Serving as the CAVHS team’s spokesperson, Battar told the sharks that the program yielded a $1.75 million net annual savings, according to twitter.com/vainnovation. The Twitter feed also reported that a 3-state integrated service network bid “staff to roll out throughout.”
Battar said the $1.75 million cost avoidance she mentioned in her pitch to the sharks reflected VIONE-related discontinuation of more than 11,000 prescriptions for just over 3,200 veterans.
CAVHS’s program achieved Gold Status. Iowa City VA Health Care System submitted the winning bid.
Battar said the Iowa City system’s version of the VIONE approach to deprescribing medications starts with the medical center’s nurses.
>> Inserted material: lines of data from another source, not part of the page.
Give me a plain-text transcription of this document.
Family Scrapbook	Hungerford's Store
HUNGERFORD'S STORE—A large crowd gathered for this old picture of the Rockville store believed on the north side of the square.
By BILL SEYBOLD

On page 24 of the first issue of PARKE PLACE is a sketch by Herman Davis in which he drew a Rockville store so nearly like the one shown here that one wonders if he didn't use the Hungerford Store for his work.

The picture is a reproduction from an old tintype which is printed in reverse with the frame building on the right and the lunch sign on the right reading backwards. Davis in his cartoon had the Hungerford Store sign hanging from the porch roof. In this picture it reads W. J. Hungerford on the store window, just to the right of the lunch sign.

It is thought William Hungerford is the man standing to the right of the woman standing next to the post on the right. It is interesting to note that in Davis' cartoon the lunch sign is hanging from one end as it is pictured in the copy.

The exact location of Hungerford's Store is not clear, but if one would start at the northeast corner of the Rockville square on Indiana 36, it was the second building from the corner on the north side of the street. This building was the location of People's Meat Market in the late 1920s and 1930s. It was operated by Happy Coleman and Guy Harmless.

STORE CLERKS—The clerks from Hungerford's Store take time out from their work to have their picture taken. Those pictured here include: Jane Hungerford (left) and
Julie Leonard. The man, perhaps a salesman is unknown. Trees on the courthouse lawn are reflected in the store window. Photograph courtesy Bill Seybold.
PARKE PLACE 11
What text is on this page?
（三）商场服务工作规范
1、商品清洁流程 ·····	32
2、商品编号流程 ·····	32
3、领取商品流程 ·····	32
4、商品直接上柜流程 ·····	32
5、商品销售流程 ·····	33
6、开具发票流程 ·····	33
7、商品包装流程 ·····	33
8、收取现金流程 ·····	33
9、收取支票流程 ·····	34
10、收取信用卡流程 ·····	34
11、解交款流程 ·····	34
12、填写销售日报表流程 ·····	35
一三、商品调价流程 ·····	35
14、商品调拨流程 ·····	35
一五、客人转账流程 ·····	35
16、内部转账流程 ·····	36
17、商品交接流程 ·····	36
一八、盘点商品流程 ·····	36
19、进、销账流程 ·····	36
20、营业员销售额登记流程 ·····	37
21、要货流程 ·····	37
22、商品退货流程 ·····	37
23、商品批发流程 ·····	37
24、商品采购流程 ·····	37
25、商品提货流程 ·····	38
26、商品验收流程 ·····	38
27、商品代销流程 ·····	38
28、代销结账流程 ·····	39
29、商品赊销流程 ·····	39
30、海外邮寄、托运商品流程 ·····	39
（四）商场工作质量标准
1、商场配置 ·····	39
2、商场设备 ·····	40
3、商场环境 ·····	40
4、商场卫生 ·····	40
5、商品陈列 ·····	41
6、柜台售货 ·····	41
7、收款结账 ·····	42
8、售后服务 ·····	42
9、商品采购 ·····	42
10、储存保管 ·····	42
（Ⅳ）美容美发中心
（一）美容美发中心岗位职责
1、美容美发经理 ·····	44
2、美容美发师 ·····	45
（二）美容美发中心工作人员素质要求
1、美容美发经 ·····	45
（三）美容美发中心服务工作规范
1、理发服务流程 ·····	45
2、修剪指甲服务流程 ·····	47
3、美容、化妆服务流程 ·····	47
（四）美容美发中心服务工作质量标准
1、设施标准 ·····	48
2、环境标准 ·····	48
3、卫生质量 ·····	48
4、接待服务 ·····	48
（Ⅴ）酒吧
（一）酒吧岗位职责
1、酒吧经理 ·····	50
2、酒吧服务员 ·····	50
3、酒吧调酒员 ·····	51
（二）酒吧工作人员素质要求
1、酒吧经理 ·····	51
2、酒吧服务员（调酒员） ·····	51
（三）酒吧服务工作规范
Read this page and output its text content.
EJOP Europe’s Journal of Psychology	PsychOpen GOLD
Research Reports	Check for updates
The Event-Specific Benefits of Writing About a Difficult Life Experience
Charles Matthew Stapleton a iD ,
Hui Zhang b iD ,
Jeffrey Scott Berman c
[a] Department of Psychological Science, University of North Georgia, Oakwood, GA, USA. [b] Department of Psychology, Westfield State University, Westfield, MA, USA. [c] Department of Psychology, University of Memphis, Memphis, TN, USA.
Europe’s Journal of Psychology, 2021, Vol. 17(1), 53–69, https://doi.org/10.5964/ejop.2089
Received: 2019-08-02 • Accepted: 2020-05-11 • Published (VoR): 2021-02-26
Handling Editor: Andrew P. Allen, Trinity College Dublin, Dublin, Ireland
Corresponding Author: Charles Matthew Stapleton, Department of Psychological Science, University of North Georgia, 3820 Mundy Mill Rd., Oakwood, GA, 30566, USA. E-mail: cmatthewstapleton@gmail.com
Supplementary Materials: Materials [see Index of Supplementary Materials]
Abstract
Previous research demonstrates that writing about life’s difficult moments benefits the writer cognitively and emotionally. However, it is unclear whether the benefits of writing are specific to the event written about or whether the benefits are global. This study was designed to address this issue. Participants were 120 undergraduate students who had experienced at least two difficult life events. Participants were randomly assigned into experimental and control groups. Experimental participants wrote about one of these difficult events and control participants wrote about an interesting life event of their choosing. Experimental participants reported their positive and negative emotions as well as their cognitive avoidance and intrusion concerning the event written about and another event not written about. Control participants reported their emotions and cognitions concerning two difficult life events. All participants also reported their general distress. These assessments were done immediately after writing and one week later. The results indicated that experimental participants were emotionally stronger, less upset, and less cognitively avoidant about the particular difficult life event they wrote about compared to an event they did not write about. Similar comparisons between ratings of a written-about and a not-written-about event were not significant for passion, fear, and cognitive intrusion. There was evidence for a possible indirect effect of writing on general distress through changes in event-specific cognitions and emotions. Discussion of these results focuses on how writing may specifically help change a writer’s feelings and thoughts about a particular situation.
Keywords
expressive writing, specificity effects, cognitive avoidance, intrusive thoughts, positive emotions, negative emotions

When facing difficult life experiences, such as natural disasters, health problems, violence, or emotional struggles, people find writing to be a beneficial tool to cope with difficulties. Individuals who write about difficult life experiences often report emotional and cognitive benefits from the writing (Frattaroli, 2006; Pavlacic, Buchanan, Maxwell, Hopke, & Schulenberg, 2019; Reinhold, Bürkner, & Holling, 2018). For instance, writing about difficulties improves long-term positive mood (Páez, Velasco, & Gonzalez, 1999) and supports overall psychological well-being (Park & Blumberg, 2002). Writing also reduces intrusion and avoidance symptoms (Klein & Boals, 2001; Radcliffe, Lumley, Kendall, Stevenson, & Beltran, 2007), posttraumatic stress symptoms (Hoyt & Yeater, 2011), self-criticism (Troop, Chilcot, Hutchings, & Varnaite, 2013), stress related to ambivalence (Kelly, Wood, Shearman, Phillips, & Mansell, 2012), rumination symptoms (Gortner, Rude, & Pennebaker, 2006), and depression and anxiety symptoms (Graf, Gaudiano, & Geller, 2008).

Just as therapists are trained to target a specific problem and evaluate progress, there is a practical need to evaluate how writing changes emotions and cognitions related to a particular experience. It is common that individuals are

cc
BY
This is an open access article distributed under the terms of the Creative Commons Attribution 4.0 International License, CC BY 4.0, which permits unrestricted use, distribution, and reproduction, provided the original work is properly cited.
They show a patient coming in for an appointment his or her medication list and ask whether there are any medications he or she does not take now.
Fifteen other Veterans Affairs medical centers have inquired about the program, received the CAVHS-prepared toolkit, and are customizing the VIONE approach to their facilities, she said.
Advice
Leaders of the program at CAVHS, Battar said, suggest that organizations wanting to use the VIONE approach assemble a “willing, capable, available” team of physicians, pharmacists, nurses, information technology personnel, change agents, and personnel who can support data capture and mining.
And for each patient care area targeted for implementation, she stated, identify a physician and a pharmacist with relevant expertise who will be champions of the program.
Cmelik said pharmacists on a Patient Aligned Care Team and clinical pharmacists who have completed a residency program already have the training to conduct the thorough review and evaluations necessary for the VIONE approach.
“The only further training they need is just orientation on what the project is about and then [instruction] to follow the template of VIONE,” he said.
[This news story appears in the April 15, 2018, issue of AJHP.]